Friday, February 11, 2011


    The Festival du Voyageur ( Festival of the Traveller), is an annual 10 day winter festival which takes place in Winnipeg, Manitoba, Canada during February.  "Voyageur" refers to those who worked for a fur trading company and usually travelled by canoe. 
   This event is held in Winnipeg's French Quarter, Saint-Boniface, and is Western Canada's largest winter festival.  The event celebrates Canada's fur trading past and her unique French heritage and culture through entertainment, arts and crafts, music, exhibits and displays.

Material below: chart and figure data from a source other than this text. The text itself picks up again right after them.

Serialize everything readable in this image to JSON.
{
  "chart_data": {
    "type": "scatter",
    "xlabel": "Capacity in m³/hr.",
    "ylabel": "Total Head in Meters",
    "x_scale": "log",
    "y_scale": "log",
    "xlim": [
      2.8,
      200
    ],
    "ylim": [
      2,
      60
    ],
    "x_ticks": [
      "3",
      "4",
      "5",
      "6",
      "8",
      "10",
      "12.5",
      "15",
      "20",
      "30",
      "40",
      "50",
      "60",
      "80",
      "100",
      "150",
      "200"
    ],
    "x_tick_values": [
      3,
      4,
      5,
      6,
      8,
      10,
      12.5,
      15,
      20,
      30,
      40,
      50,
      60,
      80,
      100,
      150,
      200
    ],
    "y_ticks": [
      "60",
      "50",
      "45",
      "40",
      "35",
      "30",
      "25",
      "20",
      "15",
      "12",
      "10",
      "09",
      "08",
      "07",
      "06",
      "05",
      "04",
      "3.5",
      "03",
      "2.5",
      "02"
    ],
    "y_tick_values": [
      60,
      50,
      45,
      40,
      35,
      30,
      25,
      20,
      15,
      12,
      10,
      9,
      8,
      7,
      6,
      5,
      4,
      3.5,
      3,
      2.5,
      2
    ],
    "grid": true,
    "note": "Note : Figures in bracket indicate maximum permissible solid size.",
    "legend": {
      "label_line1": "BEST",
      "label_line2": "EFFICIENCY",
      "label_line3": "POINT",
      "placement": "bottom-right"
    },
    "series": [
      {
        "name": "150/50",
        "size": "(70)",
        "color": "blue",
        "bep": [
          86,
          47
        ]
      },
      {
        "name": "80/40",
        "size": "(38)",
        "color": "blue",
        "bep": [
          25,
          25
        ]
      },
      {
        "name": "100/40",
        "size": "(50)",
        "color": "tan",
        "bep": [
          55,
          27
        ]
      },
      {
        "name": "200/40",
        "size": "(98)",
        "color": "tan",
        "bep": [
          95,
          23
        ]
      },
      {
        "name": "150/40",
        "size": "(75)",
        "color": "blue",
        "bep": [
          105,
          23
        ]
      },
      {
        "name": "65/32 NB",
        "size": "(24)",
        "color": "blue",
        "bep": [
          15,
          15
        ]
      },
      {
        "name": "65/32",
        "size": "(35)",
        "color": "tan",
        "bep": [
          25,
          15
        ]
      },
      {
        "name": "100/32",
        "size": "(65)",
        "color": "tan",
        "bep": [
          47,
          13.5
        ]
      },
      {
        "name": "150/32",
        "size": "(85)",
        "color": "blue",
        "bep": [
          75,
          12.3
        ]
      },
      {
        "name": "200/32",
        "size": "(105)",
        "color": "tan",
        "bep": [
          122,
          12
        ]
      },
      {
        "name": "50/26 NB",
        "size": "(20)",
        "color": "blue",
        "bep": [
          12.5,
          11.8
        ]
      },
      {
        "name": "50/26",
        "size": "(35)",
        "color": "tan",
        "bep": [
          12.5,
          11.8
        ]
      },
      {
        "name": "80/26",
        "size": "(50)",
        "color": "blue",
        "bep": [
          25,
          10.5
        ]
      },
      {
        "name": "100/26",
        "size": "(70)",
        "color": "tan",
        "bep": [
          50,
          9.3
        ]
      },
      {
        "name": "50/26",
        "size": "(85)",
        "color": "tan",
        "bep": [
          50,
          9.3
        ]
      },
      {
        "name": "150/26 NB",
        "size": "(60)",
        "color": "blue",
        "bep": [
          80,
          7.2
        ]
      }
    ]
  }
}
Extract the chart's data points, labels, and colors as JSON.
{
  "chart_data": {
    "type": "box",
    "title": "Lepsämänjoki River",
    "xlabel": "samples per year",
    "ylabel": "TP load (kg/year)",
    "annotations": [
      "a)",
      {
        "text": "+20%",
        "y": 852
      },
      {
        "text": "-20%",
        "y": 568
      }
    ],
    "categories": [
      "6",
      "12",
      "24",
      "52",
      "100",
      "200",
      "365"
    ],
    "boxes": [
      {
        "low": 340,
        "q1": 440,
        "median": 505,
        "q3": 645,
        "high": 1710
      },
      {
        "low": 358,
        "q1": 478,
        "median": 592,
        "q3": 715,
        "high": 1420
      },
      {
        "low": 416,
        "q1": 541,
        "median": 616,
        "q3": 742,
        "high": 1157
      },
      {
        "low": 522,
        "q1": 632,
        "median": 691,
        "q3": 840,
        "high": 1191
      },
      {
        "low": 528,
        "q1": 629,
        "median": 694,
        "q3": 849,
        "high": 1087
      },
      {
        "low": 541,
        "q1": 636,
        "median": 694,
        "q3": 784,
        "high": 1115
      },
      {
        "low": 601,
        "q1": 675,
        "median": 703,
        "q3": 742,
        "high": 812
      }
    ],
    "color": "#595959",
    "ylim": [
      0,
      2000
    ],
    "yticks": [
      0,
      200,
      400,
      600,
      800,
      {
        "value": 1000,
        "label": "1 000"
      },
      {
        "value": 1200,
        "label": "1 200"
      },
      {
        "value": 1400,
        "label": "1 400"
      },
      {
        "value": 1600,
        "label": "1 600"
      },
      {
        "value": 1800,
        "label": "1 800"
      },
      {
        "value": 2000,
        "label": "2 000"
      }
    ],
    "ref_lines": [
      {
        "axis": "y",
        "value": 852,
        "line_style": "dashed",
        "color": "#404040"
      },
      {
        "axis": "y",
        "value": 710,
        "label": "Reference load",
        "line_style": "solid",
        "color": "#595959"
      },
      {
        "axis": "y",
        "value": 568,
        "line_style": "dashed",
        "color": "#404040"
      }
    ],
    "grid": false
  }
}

   The idea for the festival was first proposed in 1967, in celebration of Canada's centennial.  However, due to a lack of sufficient funding from the city council, the proposal was not acted upon.  In the summer of 1969, the mayor, Ed Turner, and the city council of Saint-Boniface granted their support under the condition that the Festival became an incorporated organization.  Judge Robert Trudel became the first president of Festival du/ of the Voyageur.  Festival du/of the Voyageur Inc. was Incorporated under the Companies Act of Manitoba on December 18th, 1969.  It received a city grant of $35,000 but had to give back all profits up to the $35,000.

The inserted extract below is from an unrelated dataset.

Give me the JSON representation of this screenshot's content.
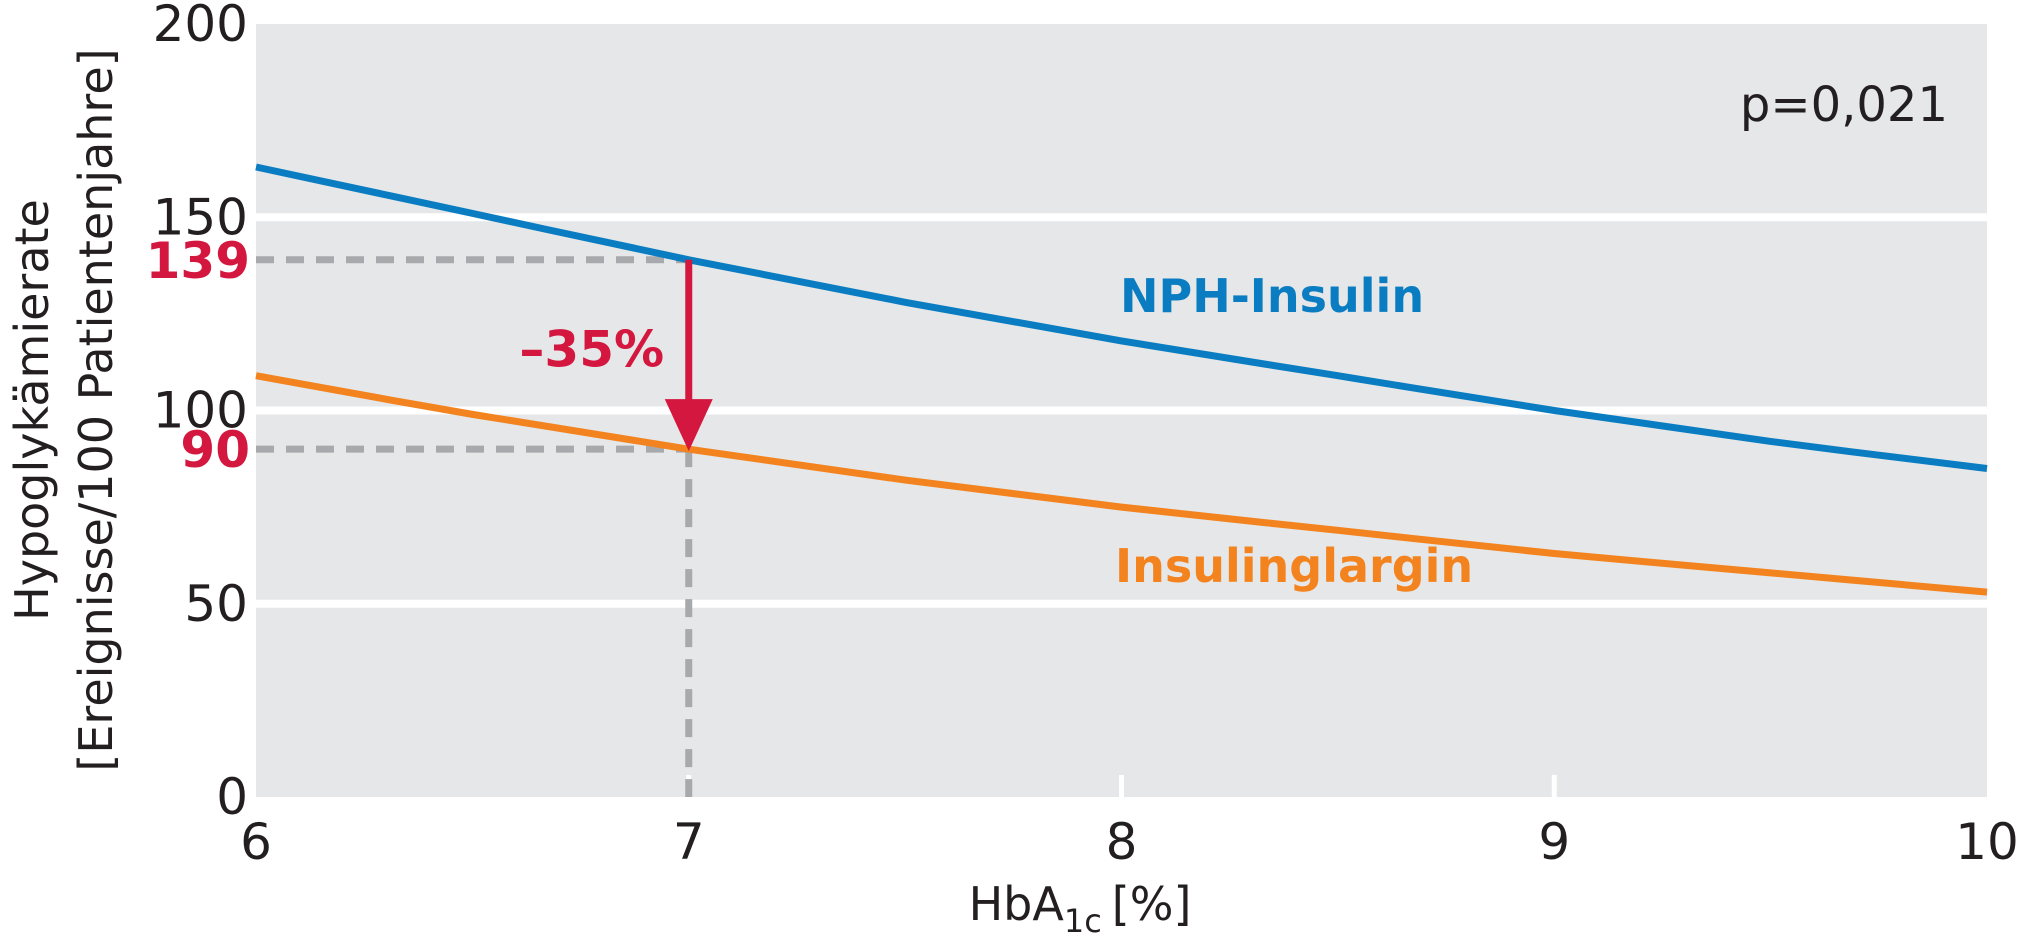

   At a press conference held January 13th, 1970, Mayor Turner announced that the city of Saint-Boniface would present a festival honoring the Voyageur of the fur trading era, in celebration of Manitoba's centennial.  The first Festival du/of the Voyageur took place February 26th to March 1st 1970, at Provencher Park, with an estimated attendance of 50,000 people.  The large number of attendees required an unforeseen level of expenditure by festival organizers; by the festival's conclusion, the organization had a debt in excess of $40,000.  To remedy their financial situation, the organizers held horse races as a fundraiser in conjunction with the 1971 festival.  The 1971 festival was a success, drawing nearly 200,000 guests.  However, instead of resolving the financial  situation, the fundraiser pushed the organization further into debt.

   Grants from the city of  Winnipeg and the Secretary of State allowed the Festival to make arrangements with their creditors.  The name was changed to "Festival du Voyageur".  For the 1972 festival, Arthur D'schambault was elected president.  He hired a number of financial and management directors (most of whom were anglophone).  The festival ran from February 21st to 27th, and the profits amounted to $108.46.
   Over the years, more additions were made to the festival.  The symbol of a red toque (stocking cap) and a pair of boots was adopted in 1973, after a winning snow sculpture from the year before.  Two "school" voyageurs were appointed in 1977, to visit schools and teach children about the voyageurs and the Festival.

    In 1978, the organization had accumulated enough surplus funds to make Whittier Park the permanent site of the festival.  Provencher Park had become too small for the growing number of attendees.  Log cabins were constructed in Whittier Park that could be left there year-round.  These cabins formed the foundations of the historic reconstruction that became as Fort Gibraltar.